As time goes on, my fighting history has blurred into one ugly, staged, beautiful mess. I say ugly and beautiful cause although the fighting was very ugly, I managed to transform it into the person I am today, so there is also a beautiful element to it.
I no longer identify with the angry person that I was, but I also recognise that it’s just one side of the story. Before, I used to over-identify with the emotion of anger- I was Mr. Angry every day. Today, I can feel anger, but it’s like the clouds in the sky – I understand that the clouds can disappear. But what’s always going to be there is the sky, and the sky represents my joy. It’s just one emotion of many and I will never again over-identify with it because that unhappy person is gone now.
Today, I can feel anger, but it’s like the clouds in the sky – I understand that the clouds can disappear.
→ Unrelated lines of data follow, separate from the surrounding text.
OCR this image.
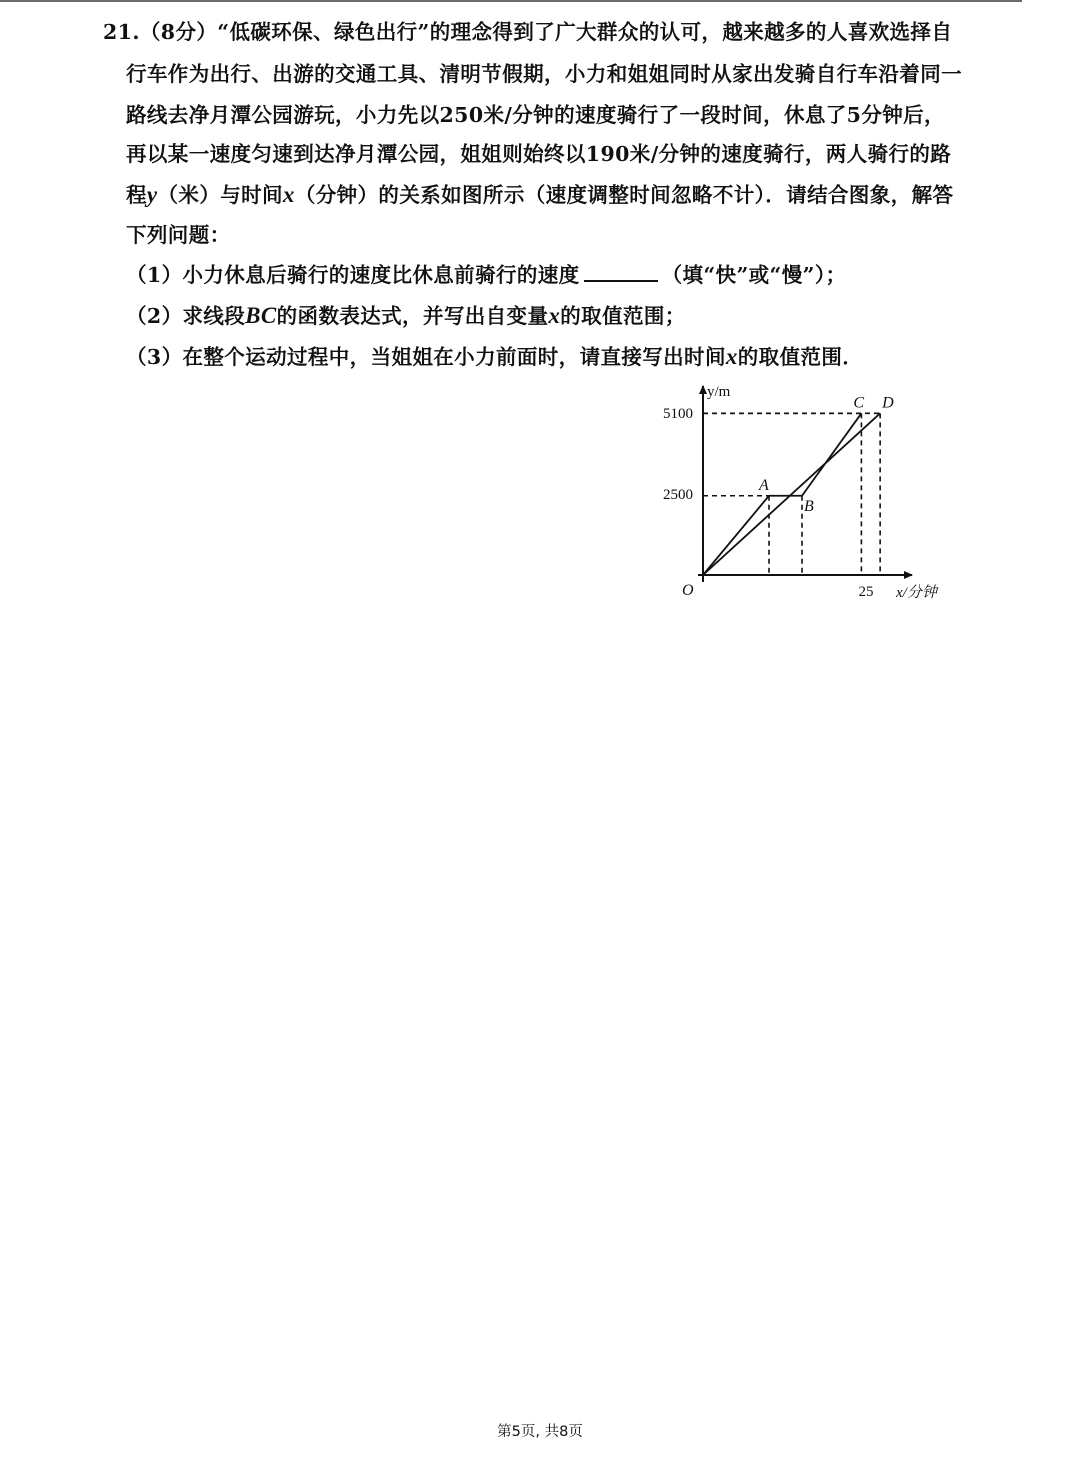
21.（8分）“低碳环保、绿色出行”的理念得到了广大群众的认可，越来越多的人喜欢选择自
行车作为出行、出游的交通工具、清明节假期，小力和姐姐同时从家出发骑自行车沿着同一
路线去净月潭公园游玩，小力先以250米/分钟的速度骑行了一段时间，休息了5分钟后，
再以某一速度匀速到达净月潭公园，姐姐则始终以190米/分钟的速度骑行，两人骑行的路
程y（米）与时间x（分钟）的关系如图所示（速度调整时间忽略不计）．请结合图象，解答
下列问题：
（1）小力休息后骑行的速度比休息前骑行的速度	（填“快”或“慢”）；
（2）求线段BC的函数表达式，并写出自变量x的取值范围；
（3）在整个运动过程中，当姐姐在小力前面时，请直接写出时间x的取值范围．
y/m
x/分钟
O
2500
5100
25
A
B
C D
第5页, 共8页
In five years time, I could see myself as a leader for the new generation of transformational and motivational speakers. I want to help millions of people around the world live healthier and happier lives, particularly a new generation, since everyone within the self-help industry is getting older. I could be a new leader for the young, angry, unhappy generation. I see expansion, more book sales and more book tours, more motivational tours around the world, speaking in every country on the globe. This is very important to me, since my motto is “To spread miles and miles of smiles around the world”.